La malattia di Behçet tende ad avere un decorso cronico con fasi di remissione e riacutizzazione. In molti pazienti, col passare degli anni, gli episodi acute diventano meno frequenti e la malattia “si spegne” parzialmente. La prognosi varia a seconda delle manifestazioni: la maggior parte dei casi ha un decorso benigno (anche se fastidioso per le recidive di ulcere e artriti), e l’aspettativa di vita non è significativamente ridotta.
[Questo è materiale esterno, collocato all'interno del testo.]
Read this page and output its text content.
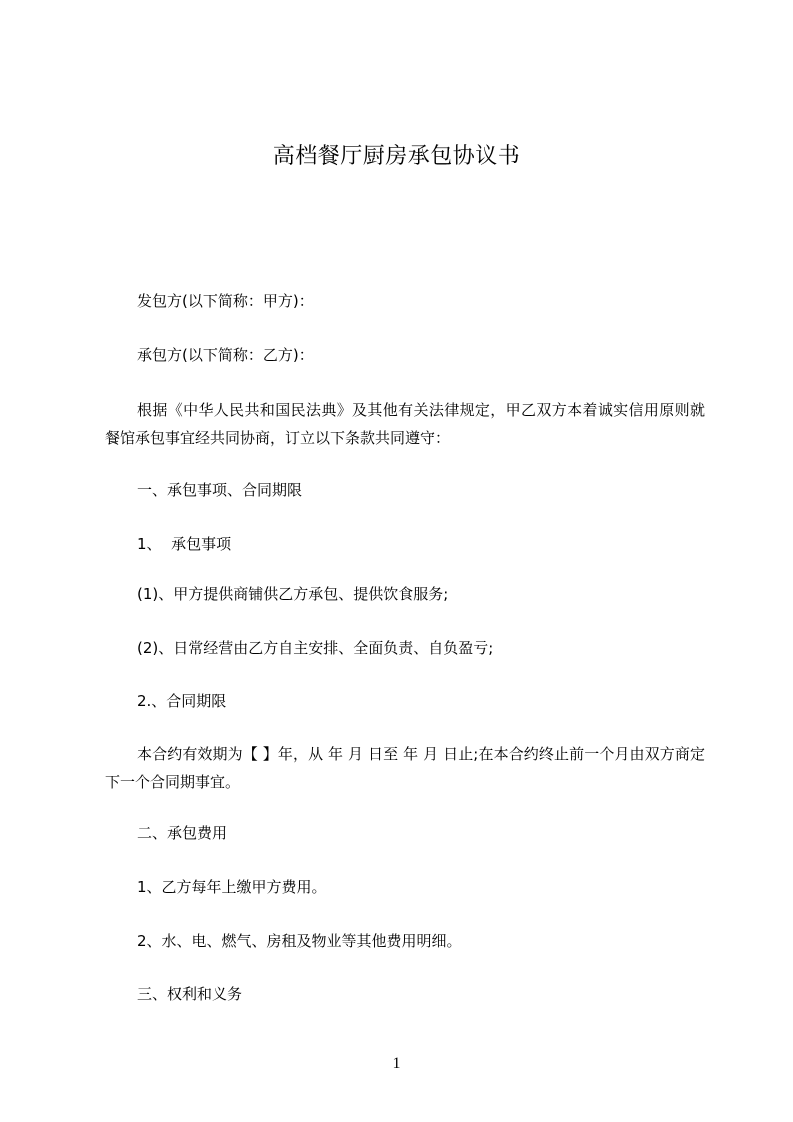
高档餐厅厨房承包协议书
发包方(以下简称：甲方)：
承包方(以下简称：乙方)：
根据《中华人民共和国民法典》及其他有关法律规定，甲乙双方本着诚实信用原则就餐馆承包事宜经共同协商，订立以下条款共同遵守：
一、承包事项、合同期限
1、  承包事项
(1)、甲方提供商铺供乙方承包、提供饮食服务;
(2)、日常经营由乙方自主安排、全面负责、自负盈亏;
2.、合同期限
本合约有效期为【 】年，从 年 月 日至 年 月 日止;在本合约终止前一个月由双方商定下一个合同期事宜。
二、承包费用
1、乙方每年上缴甲方费用。
2、水、电、燃气、房租及物业等其他费用明细。
三、权利和义务
1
Tuttavia, ha sicuramente un forte impatto sulla qualità di vita: le ulcere orali continue rendono difficoltoso mangiare e parlare, quelle genitali causano disagio fisico e psicologico, l’uveite può costringere a riposo al buio, i dolori articolari e muscolari limitano l’attività. I pazienti spesso devono pianificare la propria vita attorno alle possibili ricadute. Alcuni sviluppano ansia anticipatoria o depressione. Fortunatamente, con un trattamento adeguato e follow-up regolare da parte di reumatologi, oculisti e neurologi quando necessario, è possibile prevenire le complicanze più gravi e mantenere la malattia sotto un controllo ragionevole. Ad esempio, oggi la cecità da Behçet si può evitare nella maggioranza dei pazienti grazie a terapie immunosoppressive tempestive. Anche la mortalità (che poteva avvenire per rottura di aneurisma polmonare o coinvolgimento cerebrale esteso) è divenuta rara, grazie alle terapie. Dunque, l’aspettativa di vita dei pazienti Behçet adeguatamente seguiti è vicina alla norma in assenza di manifestazioni catastrofiche.
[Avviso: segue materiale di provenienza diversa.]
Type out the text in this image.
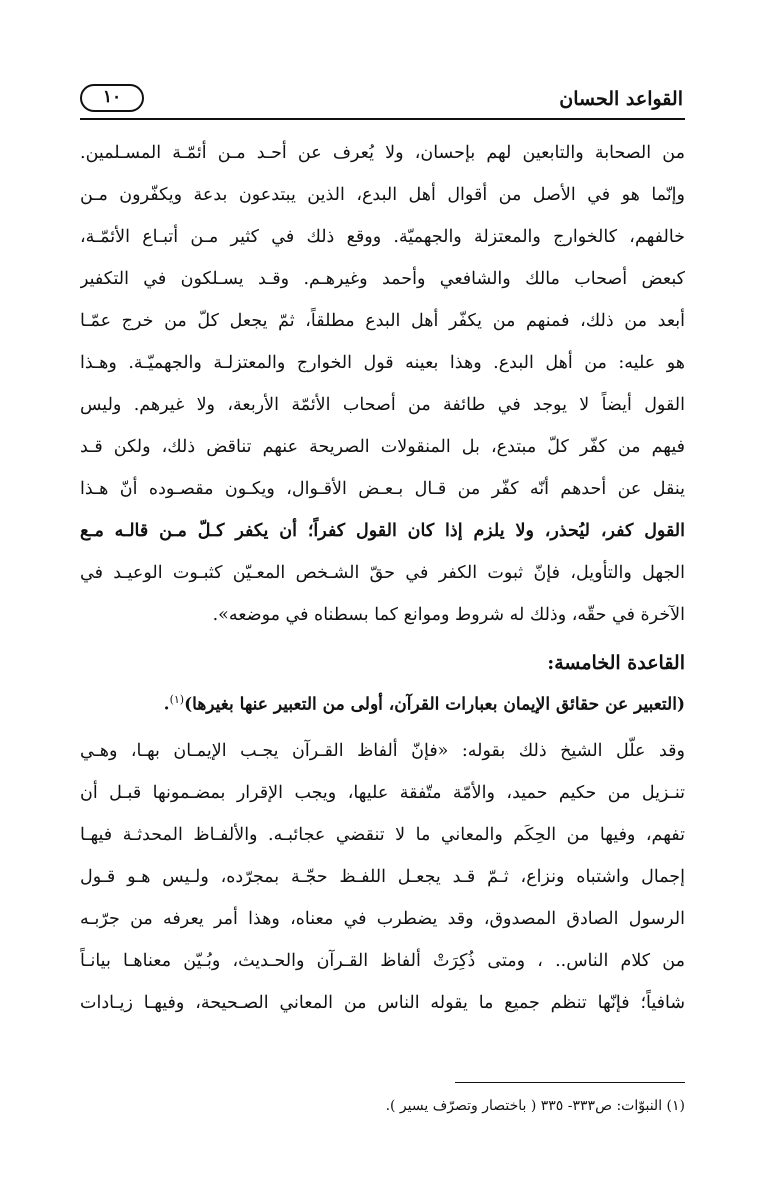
القواعد الحسان
١٠
من الصحابة والتابعين لهم بإحسان، ولا يُعرف عن أحـد مـن أئمّـة المسـلمين.
وإنّما هو في الأصل من أقوال أهل البدع، الذين يبتدعون بدعة ويكفّرون مـن
خالفهم، كالخوارج والمعتزلة والجهميّة. ووقع ذلك في كثير مـن أتبـاع الأئمّـة،
كبعض أصحاب مالك والشافعي وأحمد وغيرهـم. وقـد يسـلكون في التكفير
أبعد من ذلك، فمنهم من يكفّر أهل البدع مطلقاً، ثمّ يجعل كلّ من خرج عمّـا
هو عليه: من أهل البدع. وهذا بعينه قول الخوارج والمعتزلـة والجهميّـة. وهـذا
القول أيضاً لا يوجد في طائفة من أصحاب الأئمّة الأربعة، ولا غيرهم. وليس
فيهم من كفّر كلّ مبتدع، بل المنقولات الصريحة عنهم تناقض ذلك، ولكن قـد
ينقل عن أحدهم أنّه كفّر من قـال بـعـض الأقـوال، ويكـون مقصـوده أنّ هـذا
القول كفر، ليُحذر، ولا يلزم إذا كان القول كفراً؛ أن يكفر كـلّ مـن قالـه مـع
الجهل والتأويل، فإنّ ثبوت الكفر في حقّ الشـخص المعـيّن كثبـوت الوعيـد في
الآخرة في حقّه، وذلك له شروط وموانع كما بسطناه في موضعه».
القاعدة الخامسة:
(التعبير عن حقائق الإيمان بعبارات القرآن، أولى من التعبير عنها بغيرها)$^{(١)}$.
وقد علّل الشيخ ذلك بقوله: «فإنّ ألفاظ القـرآن يجـب الإيمـان بهـا، وهـي
تنـزيل من حكيم حميد، والأمّة متّفقة عليها، ويجب الإقرار بمضـمونها قبـل أن
تفهم، وفيها من الحِكَم والمعاني ما لا تنقضي عجائبـه. والألفـاظ المحدثـة فيهـا
إجمال واشتباه ونزاع، ثـمّ قـد يجعـل اللفـظ حجّـة بمجرّده، ولـيس هـو قـول
الرسول الصادق المصدوق، وقد يضطرب في معناه، وهذا أمر يعرفه من جرّبـه
من كلام الناس.. ، ومتى ذُكِرَتْ ألفاظ القـرآن والحـديث، وبُـيّن معناهـا بيانـاً
شافياً؛ فإنّها تنظم جميع ما يقوله الناس من المعاني الصـحيحة، وفيهـا زيـادات
(١) النبوّات: ص٣٣٣- ٣٣٥ ( باختصار وتصرّف يسير ).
In conclusione, la sindrome di Behçet è una malattia rara e complessa, che richiede consapevolezza sia da parte del paziente sia dei medici. Non incide drasticamente sulla sopravvivenza nella maggioranza dei casi, ma può compromettere seriamente la qualità della vita se non gestita bene. La chiave sta nel trattamento sintomatico aggressivo (non lasciare che il paziente soffra inutilmente per le afte, ad esempio) e nell’uso di terapie sistemiche per prevenire danni d’organo. Con le cure odierne, molti pazienti riescono a ridurre le recidive e a condurre un’esistenza quasi normale, compatibilmente con alcune limitazioni (ad esempio, evitare alcuni fattori scatenanti come certe infezioni o stress forti, e dover assumere farmaci immunosoppressori per lungo tempo). In prospettiva, la ricerca continua su questa malattia, e nuove terapie mirate (magari anti-interleuchine specifiche) potranno ulteriormente migliorare il controllo della Behçet, nella speranza di farla passare da malattia cronica attiva a malattia dormiente nella vita dei pazienti.